Laid-off employee leaving work.
Credit: Image by Mohamed Hassan from Pixabay.

San Francisco School Superintendent Maria Su will unveil a bold and deep set of proposed cuts of central office administrators and staff at next week’s school board meeting. Su’s reorganization plan eliminates 205 positions and reduces costs by $34 million, almost one-third of the budget cut needed to stave off state takeover of the school district in July.  

Currently, the public version of the Su Plan consists of two pages of goals and two pages of charts. Almost half of the cuts come from three divisions: curriculum and instruction; student and family services; and special education.  

While buy-in and support of the school board, parents, educators, and the larger community are essential for the plan to succeed and may ultimately come, it is unclear how that will develop. According to Su’s March 28 memo to the school board, presenting the plan, publishing the final organizational chart and job descriptions, and beginning the implementation phase are all scheduled for April 22.  

In the past, the school district has moved quickly and made missteps such as adopting a unique payroll system without adequate parallel testing, which had to be abandoned at tremendous stress to employees and cost to the district. Here are five questions that should be addressed to the satisfaction of the school board, educators, and school communities before adopting or implementing the Su Plan. 

How much of the Su Plan is driven by the fiscal crisis and how much by good management?  

There is a consensus that the school district must cut costs and there are widespread calls to “cut from the top.” If Su has evaluated the capacity and performance of central office administrators and staff during her six months at 555 Franklin Street and concluded the work can get done without them, supporting the Su Plan is an easy call. But if the cuts are necessitated by the fiscal crisis, school stakeholders need to be warned they will have to get by with fewer services or less assistance, just like they are having to deal with at school sites with fewer teachers, assistant principals, counselors, social workers, nurses, and other staff.  

What is the impact on students and families?  

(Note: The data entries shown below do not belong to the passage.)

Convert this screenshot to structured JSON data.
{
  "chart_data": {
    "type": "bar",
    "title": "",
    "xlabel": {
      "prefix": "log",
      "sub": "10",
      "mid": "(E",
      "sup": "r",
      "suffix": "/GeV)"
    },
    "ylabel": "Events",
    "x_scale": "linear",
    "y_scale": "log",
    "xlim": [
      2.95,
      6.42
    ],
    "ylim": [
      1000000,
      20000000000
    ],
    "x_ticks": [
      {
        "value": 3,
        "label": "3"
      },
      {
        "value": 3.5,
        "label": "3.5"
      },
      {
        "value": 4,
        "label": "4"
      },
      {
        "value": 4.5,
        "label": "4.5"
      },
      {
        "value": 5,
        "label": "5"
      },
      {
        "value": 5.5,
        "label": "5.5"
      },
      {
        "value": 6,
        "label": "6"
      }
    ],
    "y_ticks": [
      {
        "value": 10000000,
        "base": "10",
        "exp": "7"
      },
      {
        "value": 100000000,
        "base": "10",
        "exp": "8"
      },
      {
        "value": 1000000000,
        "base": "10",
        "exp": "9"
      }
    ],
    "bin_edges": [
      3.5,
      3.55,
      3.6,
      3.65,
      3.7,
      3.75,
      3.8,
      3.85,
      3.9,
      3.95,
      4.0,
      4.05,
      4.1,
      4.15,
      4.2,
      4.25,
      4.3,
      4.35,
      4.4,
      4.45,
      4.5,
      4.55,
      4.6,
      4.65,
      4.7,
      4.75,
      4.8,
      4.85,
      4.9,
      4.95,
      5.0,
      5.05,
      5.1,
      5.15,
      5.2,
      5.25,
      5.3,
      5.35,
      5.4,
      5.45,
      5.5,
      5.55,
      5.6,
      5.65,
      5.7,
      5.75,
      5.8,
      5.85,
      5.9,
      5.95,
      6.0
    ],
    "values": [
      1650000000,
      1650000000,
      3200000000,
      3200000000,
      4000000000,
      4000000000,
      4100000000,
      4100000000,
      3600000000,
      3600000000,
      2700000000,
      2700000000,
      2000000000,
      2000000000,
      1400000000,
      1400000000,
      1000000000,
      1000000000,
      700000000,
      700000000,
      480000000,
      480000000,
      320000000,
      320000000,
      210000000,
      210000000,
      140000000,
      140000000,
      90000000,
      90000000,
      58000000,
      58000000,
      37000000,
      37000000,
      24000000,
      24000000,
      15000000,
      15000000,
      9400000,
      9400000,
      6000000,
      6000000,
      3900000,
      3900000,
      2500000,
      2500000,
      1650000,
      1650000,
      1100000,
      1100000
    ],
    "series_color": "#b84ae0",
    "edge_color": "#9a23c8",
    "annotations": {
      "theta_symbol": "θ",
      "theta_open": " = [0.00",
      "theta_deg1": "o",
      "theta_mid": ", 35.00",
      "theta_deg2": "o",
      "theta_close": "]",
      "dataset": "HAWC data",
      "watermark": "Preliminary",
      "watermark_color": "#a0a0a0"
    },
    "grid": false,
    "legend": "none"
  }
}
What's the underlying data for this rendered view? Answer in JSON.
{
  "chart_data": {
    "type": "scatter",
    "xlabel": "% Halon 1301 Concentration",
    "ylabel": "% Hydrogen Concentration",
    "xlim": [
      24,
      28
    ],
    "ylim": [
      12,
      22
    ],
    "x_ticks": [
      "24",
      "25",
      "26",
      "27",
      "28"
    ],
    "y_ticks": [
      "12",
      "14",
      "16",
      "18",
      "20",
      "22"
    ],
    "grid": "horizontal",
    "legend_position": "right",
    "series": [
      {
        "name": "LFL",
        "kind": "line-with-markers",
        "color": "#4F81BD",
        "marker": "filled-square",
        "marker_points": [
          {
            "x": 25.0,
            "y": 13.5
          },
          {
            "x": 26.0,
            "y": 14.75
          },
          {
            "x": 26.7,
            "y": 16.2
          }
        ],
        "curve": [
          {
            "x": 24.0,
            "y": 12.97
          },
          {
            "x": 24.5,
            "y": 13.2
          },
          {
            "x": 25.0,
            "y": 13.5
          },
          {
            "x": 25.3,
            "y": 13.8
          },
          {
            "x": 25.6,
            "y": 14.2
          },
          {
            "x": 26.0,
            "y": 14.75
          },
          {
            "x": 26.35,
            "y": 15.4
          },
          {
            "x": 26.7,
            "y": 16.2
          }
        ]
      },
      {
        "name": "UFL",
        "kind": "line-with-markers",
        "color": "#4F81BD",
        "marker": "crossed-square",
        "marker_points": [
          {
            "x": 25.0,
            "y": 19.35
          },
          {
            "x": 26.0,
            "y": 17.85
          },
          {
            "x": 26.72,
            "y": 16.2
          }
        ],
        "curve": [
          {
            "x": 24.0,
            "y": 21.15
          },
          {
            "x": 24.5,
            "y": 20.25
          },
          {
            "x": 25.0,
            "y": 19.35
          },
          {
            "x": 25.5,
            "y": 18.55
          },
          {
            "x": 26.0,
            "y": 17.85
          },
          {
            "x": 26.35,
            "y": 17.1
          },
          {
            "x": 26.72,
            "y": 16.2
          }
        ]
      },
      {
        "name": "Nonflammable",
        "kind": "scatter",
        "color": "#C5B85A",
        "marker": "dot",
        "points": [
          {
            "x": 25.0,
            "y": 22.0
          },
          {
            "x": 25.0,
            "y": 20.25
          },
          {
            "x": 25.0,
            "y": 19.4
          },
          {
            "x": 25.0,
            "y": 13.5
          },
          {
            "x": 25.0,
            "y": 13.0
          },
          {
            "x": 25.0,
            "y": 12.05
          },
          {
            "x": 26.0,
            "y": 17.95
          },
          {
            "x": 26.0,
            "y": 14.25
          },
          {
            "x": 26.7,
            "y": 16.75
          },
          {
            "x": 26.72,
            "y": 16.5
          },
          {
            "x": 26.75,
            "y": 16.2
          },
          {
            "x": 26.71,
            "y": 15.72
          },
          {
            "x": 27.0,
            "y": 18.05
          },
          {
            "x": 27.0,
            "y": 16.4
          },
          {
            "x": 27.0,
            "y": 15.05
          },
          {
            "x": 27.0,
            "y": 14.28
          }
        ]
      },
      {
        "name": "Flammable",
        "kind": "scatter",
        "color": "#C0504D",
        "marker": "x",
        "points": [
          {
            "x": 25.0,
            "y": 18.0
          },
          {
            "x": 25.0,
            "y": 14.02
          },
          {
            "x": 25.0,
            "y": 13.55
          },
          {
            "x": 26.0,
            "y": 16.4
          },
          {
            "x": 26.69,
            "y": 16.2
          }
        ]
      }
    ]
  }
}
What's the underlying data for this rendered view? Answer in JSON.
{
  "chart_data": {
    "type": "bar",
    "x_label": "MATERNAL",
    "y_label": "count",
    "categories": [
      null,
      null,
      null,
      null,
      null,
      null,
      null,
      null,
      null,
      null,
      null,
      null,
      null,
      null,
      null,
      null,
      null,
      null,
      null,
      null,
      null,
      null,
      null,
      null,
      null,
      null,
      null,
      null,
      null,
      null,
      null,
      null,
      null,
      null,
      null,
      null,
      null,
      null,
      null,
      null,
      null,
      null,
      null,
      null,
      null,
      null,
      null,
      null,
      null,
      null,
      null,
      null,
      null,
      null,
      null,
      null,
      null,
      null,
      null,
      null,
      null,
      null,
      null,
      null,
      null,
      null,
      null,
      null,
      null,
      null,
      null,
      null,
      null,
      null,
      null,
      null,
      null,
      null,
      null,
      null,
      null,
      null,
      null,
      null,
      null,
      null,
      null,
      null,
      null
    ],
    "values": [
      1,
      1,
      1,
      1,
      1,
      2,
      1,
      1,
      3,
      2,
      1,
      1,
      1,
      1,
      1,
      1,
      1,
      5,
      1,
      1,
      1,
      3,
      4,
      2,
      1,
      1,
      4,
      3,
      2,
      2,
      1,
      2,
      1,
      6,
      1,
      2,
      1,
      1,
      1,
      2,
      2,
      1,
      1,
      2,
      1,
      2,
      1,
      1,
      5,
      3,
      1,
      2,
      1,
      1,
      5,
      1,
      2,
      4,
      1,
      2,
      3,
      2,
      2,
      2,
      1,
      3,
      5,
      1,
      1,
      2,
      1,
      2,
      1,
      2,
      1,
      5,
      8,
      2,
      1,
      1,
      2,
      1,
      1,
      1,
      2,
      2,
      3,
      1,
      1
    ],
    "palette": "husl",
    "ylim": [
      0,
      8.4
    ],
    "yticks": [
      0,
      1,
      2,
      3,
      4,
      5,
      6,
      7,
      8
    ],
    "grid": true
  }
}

The first two guiding principles of the Su Plan are “Focus on Students Outcomes” and “Family and Community Well-Being.” The plan eliminates 56 curriculum and instruction positions, 35 student and family services positions, and nine positions from special education. It is important to know how many positions remain in these areas and how the continuing staff members are supposed to carry out the important work of fulfilling these goals.  

How does the Su Plan address long standing school district management challenges? 

Beyond the payroll system, the state Fiscal Crisis Management and Assistance Team (FCMAT) has criticized financial and other management capacities of the central office and noted recent improvement. The Su Plan cuts 44 positions from technology, human resources and labor, and business services. The Su Plan also states that it is intended to reorganize and merge programs and services but does not state whether, and, if so, which offices or divisions will be eliminated. Specifying what management impacts and improvements are expected as a result of implementing the Su Plan will be an important selling point.   

Does the Su Plan actually save $34 million?  

The school board, families, educators, and taxpayers would be well served by further detail on whether the Su Plan actually saves $34 million in general fund expenditures; whether some positions to be cut are federally funded; whether some employees take their salaries back to the classroom; whether eliminating vacant positions counts as savings, and how much of the savings is reduced by buying out the contracts of eliminated employees.

How does the Su Plan’s contribution to financial savings compare to the school site cuts?  

Sharing alternative models of central office reorganization that Su considered might strengthen the acceptance of this plan. Some stakeholders may feel more staff can be cut while others may feel too much is being proposed. Su can demonstrate that the central office is doing “its fair share” by showing how the savings contribute to the overall $113 million in reductions that the school district must approve and that cutting even more positions would jeopardize educational and institutional functions.  

Simply by the nature of their downtown location and bureaucratic positions, central office administrators and staff generally do not engender the affinities that students and parents devote to classroom teachers. Nor are they likely to attract PTA dollars to save their positions. Thus, their positions are vulnerable to cutting. Nonetheless, information sharing and addressing these questions now will enhance support for the Su Plan, foster a future sense of shared success if it works. and reduce the prospect of finger pointing and blame if it does not.